Something a little different on this blog today: Wordsworth rather than Coleridge. But interesting, I think.
There, at the head of the post, is Canaletto's splendid painting ‘London: Westminster Bridge from the North on Lord Mayor's Day’ (1747).
There were several projects to build a bridge across the river at Westminster in the late 17th- and early 18th-centuries, all stymied by the Corporation of London, who wanted to preserve the rights and income of the barge- and ferrymen who worked the crossing. But eventually, in 1736, an Act of Parliament approved the project.
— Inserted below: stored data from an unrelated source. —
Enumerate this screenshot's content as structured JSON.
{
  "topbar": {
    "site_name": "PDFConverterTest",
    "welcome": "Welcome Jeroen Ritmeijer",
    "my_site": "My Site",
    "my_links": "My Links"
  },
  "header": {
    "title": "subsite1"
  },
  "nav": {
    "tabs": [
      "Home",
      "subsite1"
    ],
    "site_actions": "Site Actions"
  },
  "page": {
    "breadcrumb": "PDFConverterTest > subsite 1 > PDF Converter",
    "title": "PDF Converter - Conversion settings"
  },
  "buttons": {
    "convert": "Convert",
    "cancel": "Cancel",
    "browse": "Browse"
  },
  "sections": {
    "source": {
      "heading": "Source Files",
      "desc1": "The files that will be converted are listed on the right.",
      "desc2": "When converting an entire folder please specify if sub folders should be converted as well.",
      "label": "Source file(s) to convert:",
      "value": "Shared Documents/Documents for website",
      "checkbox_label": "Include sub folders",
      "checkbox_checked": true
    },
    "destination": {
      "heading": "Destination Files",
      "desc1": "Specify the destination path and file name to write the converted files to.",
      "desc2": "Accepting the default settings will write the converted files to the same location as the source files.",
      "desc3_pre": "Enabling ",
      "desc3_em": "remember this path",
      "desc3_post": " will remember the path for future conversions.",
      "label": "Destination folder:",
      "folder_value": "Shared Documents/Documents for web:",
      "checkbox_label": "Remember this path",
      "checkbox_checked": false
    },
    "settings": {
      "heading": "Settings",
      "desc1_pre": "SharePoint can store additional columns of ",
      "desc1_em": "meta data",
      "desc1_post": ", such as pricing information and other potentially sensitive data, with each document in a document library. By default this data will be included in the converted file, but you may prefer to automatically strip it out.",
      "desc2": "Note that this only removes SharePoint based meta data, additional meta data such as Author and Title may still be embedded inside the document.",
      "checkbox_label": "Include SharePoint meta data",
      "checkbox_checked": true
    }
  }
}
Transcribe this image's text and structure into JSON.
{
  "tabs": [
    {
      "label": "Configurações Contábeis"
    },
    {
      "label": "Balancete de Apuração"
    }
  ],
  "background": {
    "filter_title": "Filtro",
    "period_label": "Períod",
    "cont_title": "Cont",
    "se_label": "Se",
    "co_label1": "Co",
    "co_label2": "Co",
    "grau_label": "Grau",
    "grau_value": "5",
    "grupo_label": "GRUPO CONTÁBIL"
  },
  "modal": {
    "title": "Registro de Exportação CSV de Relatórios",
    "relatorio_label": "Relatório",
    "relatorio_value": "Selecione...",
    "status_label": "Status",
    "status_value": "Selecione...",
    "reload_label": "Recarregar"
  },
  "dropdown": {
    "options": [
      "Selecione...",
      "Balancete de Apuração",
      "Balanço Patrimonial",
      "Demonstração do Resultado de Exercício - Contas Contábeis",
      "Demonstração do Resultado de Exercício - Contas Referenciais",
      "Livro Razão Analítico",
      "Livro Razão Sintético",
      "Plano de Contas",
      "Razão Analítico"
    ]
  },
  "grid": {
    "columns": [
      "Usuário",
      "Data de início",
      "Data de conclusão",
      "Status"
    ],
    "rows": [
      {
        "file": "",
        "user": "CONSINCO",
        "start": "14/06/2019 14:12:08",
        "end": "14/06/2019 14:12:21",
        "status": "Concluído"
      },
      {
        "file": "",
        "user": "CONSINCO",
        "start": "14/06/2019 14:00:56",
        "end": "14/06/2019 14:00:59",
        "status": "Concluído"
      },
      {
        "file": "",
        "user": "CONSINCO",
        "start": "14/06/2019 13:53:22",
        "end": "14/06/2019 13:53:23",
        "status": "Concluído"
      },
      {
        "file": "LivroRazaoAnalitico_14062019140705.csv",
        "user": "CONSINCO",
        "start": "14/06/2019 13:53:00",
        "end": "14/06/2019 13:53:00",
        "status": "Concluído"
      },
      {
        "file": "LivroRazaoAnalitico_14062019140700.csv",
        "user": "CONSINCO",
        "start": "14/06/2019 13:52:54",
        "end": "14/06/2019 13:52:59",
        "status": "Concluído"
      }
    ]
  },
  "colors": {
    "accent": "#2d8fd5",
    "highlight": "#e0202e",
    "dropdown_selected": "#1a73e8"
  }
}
Privately financed (including by a lottery), construction started in 1739 under the supervision of Swiss engineer Charles Labelye, who had invented a new technology, ‘caissons’ (sealed underwater structures supplied with air from above in which workman could dig the foundations for the bridge's piers into the riverbed). The bridge opened on 18 November 1750.
It was on this structure that Wordsworth stood, early in the morning of September 3rd 1803. From that vantage he wrote this very famous sonnet:
Earth has not any thing to show more fair:The date of composition is in the title of the poem.
Dull would he be of soul who could pass by
A sight so touching in its majesty:
This City now doth, like a garment, wear
The beauty of the morning; silent, bare,
Ships, towers, domes, theatres, and temples lie
Open unto the fields, and to the sky;
All bright and glittering in the smokeless air.
Never did sun more beautifully steep
In his first splendour, valley, rock, or hill;
Ne'er saw I, never felt, a calm so deep!
The river glideth at his own sweet will:
Dear God! the very houses seem asleep;
And all that mighty heart is lying still!
Tamisi, regales qui praeterlaberis arces,
quam se magnificum, suspice, tollit opus!
quanto cum saxis coalescunt pondere saxa!
quo nexu incumbens sustinet arcus onus!
ardua quam iusto pendet libramine moles 
qua partes haerent partibus harmonia!
quos, cerne, ad numeros, ab utrovis litore sensim
sunt supra acclives alterutrinque viae!
pontis aperturae quam distant legibus aequis,
exterior quae vis interiore minor! 
hunc artis splendorem inter nihil impedit undas
quove minus placidus vel taciturnus eas.
nil tibi descensum accelerat; non vorticis ullus
impetus in praeceps unde ferantur aquae,
fluxu idem, refluxu idem, lenissimus amnis 
incolumem subtus sternis, ut ante, viam:
seris indicium saec'lis quo principe tanta
haec tibi surrexit gloria, liber eris.
O Thames, as you flow past regal citadels,
see what a fine structure has raised itself here!
With what heft does stone connect with stone!
How well the curving arch sustains its weight!
With perfect balance the tall structure hangs, 
its parts assembled with such harmony!
And see how, ranked upon either shore,
the rising paths each balance either side!
How equidistant are this bridge's arches,
the outer smaller than the inner ones! 
Through this wondrous art the unimpeded
river glideth calmly, silent onwards.
Nothing hurries your motion; no inrushing
whirlpool tangles the headlong current:
It flows the same, reflows the same, gently 
passing safely underneath the paved road.
Later generations will admire the prince
who erected so great a glory: you'll be free.